How to make cherry tomato cake roll

How to make cherry tomato cake roll

With the development of modern society and the invention of many household appliances, cooking at home has become easier. However, it is found that many people do not know how to cook. Perhaps it is because of the pressure of life and work, and the rapid development of take-out catering, many people do not know how to enter the kitchen. Today I will introduce to you how to make cherry tomato cake roll.

1. Separate the egg white and yolk and beat them into two bowls (the bowl for the egg white should be free of water and oil). Add 8 grams of white sugar to the egg yolk.

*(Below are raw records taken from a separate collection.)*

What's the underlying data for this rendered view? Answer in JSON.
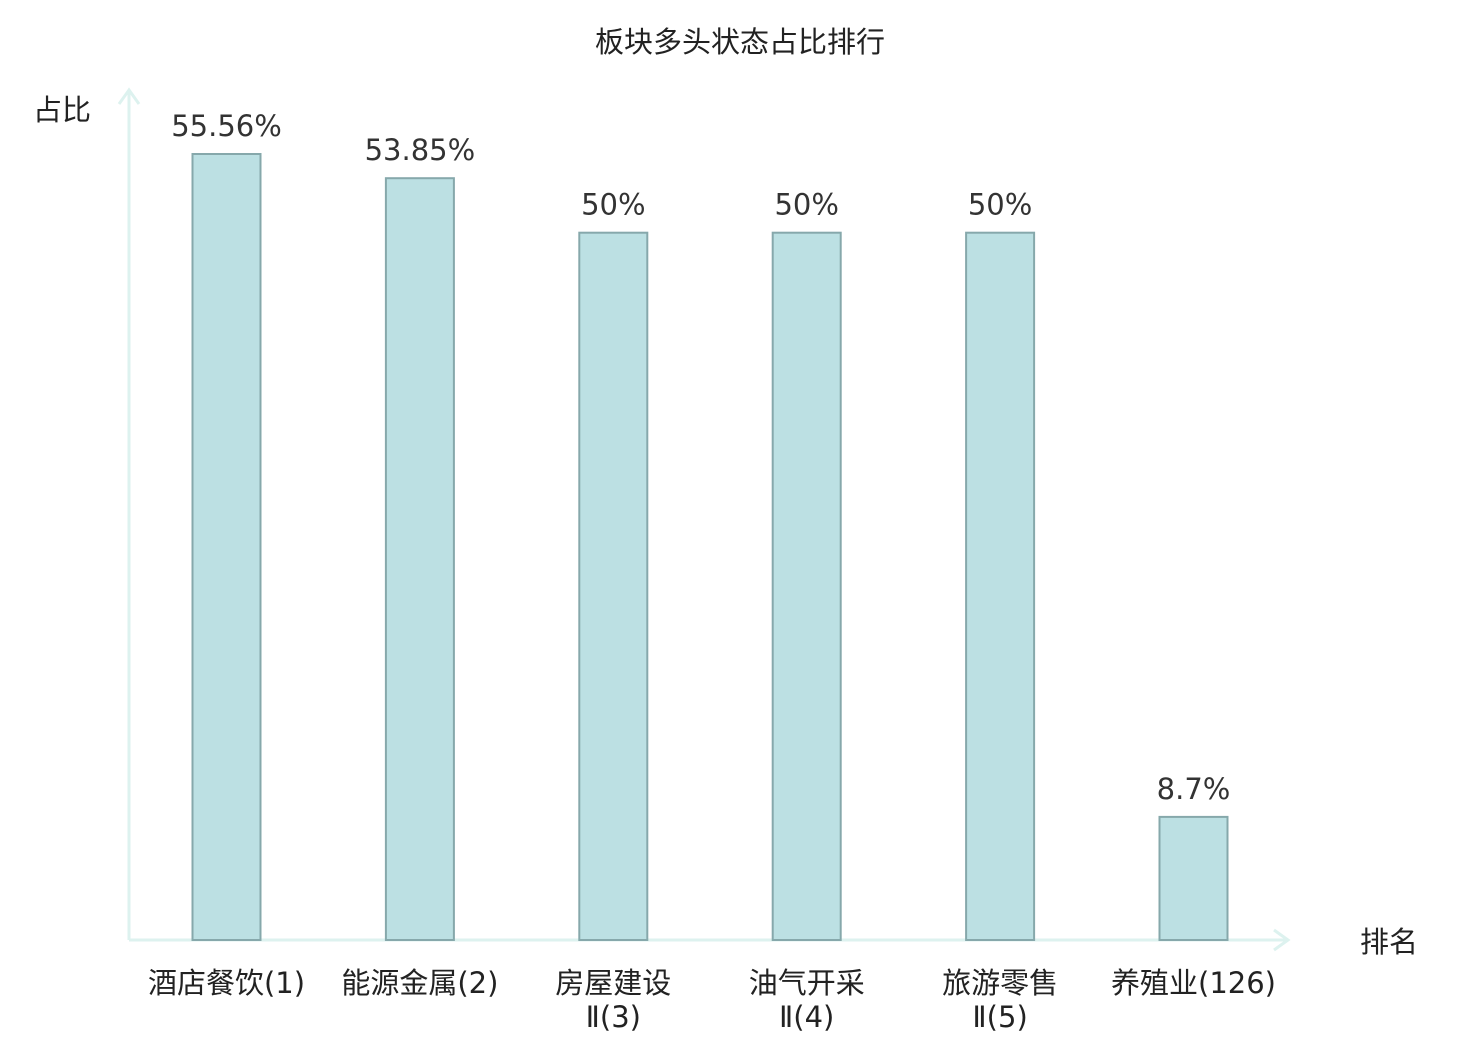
{
  "chart_data": {
    "type": "bar",
    "title": "板块多头状态占比排行",
    "ylabel": "占比",
    "xlabel": "排名",
    "ylim": [
      0,
      60
    ],
    "grid": false,
    "categories": [
      [
        "酒店餐饮(1)"
      ],
      [
        "能源金属(2)"
      ],
      [
        "房屋建设",
        "Ⅱ(3)"
      ],
      [
        "油气开采",
        "Ⅱ(4)"
      ],
      [
        "旅游零售",
        "Ⅱ(5)"
      ],
      [
        "养殖业(126)"
      ]
    ],
    "values": [
      55.56,
      53.85,
      50,
      50,
      50,
      8.7
    ],
    "value_labels": [
      "55.56%",
      "53.85%",
      "50%",
      "50%",
      "50%",
      "8.7%"
    ],
    "highlight_index": 5
  },
  "colors": {
    "bar_fill": "#bce0e3",
    "bar_stroke": "#86a8ab",
    "axis": "#ddf2ef",
    "highlight_label": "#dd1111"
  }
}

2.121Stir well and add salad oil and stir well.

3.212 Stir well and add grape juice.

4.1 Add 30g sugar and tartar powder to the egg whites and beat with a whisk at low speed and then at high speed until small upright peaks appear.

5.2 Add the sifted flour and corn starch and mix well.

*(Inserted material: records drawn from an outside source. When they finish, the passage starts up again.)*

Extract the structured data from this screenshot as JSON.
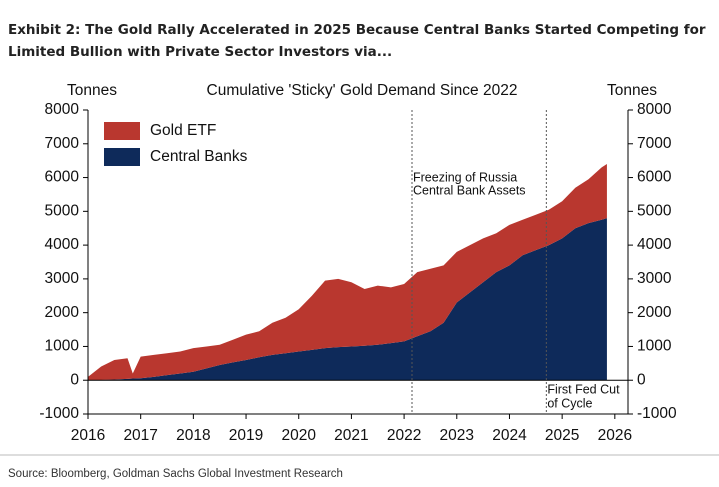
{
  "title": [
    "Exhibit 2: The Gold Rally Accelerated in 2025 Because Central Banks Started Competing for",
    "Limited Bullion with Private Sector Investors via..."
  ],
  "source": "Source: Bloomberg, Goldman Sachs Global Investment Research",
  "chart_data": {
    "type": "stacked_area",
    "title": "Cumulative 'Sticky' Gold Demand Since 2022",
    "ylabel": "Tonnes",
    "y2label": "Tonnes",
    "x": [
      2016,
      2016.25,
      2016.5,
      2016.75,
      2016.85,
      2017,
      2017.25,
      2017.5,
      2017.75,
      2018,
      2018.25,
      2018.5,
      2018.75,
      2019,
      2019.25,
      2019.5,
      2019.75,
      2020,
      2020.25,
      2020.5,
      2020.75,
      2021,
      2021.25,
      2021.5,
      2021.75,
      2022,
      2022.25,
      2022.5,
      2022.75,
      2023,
      2023.25,
      2023.5,
      2023.75,
      2024,
      2024.25,
      2024.5,
      2024.75,
      2025,
      2025.25,
      2025.5,
      2025.75,
      2025.85
    ],
    "series": [
      {
        "name": "Central Banks",
        "color": "#0e2a5a",
        "values": [
          0,
          5,
          20,
          40,
          50,
          60,
          100,
          150,
          200,
          250,
          350,
          450,
          530,
          600,
          680,
          750,
          800,
          850,
          900,
          950,
          980,
          1000,
          1020,
          1050,
          1100,
          1150,
          1300,
          1450,
          1700,
          2300,
          2600,
          2900,
          3200,
          3400,
          3700,
          3850,
          4000,
          4200,
          4500,
          4650,
          4750,
          4800
        ]
      },
      {
        "name": "Gold ETF",
        "color": "#b9372f",
        "values": [
          100,
          400,
          580,
          610,
          150,
          640,
          650,
          650,
          650,
          700,
          650,
          600,
          670,
          750,
          770,
          950,
          1050,
          1250,
          1600,
          2000,
          2020,
          1900,
          1680,
          1750,
          1650,
          1700,
          1900,
          1850,
          1700,
          1500,
          1400,
          1300,
          1150,
          1200,
          1050,
          1050,
          1050,
          1100,
          1200,
          1300,
          1550,
          1600
        ]
      }
    ],
    "xlim": [
      2016,
      2026.25
    ],
    "xticks": [
      2016,
      2017,
      2018,
      2019,
      2020,
      2021,
      2022,
      2023,
      2024,
      2025,
      2026
    ],
    "ylim": [
      -1000,
      8000
    ],
    "yticks": [
      -1000,
      0,
      1000,
      2000,
      3000,
      4000,
      5000,
      6000,
      7000,
      8000
    ],
    "y2lim": [
      -1000,
      8000
    ],
    "y2ticks": [
      -1000,
      0,
      1000,
      2000,
      3000,
      4000,
      5000,
      6000,
      7000,
      8000
    ],
    "legend": "upper left",
    "annotations": [
      {
        "x": 2022.15,
        "lines": [
          "Freezing of Russia",
          "Central Bank Assets"
        ],
        "position": "top"
      },
      {
        "x": 2024.7,
        "lines": [
          "First Fed Cut",
          "of Cycle"
        ],
        "position": "bottom"
      }
    ]
  }
}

6.Chop the dried cherry tomatoes into small dices.

7. Pour it into the egg yolk paste and mix evenly.

8. Add 1/3 of the meringue to the remaining egg yolk mixture.

9. Stir evenly.

10. Pour it back into the remaining meringue.

11. Stir evenly and be careful not to destroy the bubbles.

12. Then pour the egg yolk cream into the baking tray (shake out the bubbles) and bake in the oven at 165 degrees for about 20-25 minutes.

13. After baking, turn it over onto a piece of wax paper, let it cool until it is warm, tear off the wax paper on the surface, and then cover it to prevent the surface from drying out. After it cools down, turn it over again, tear off the wax paper on top, use a knife to cut a few times on the surface of the cake, but don't cut it, and spread whipped cream on it.

14. Roll up and refrigerate to set.

The cherry tomato cake roll may seem complicated, but if you put your heart into it, you can make it in just a few tries. In addition, if you give yourself some special care every now and then, your mood will improve and you will naturally be healthier.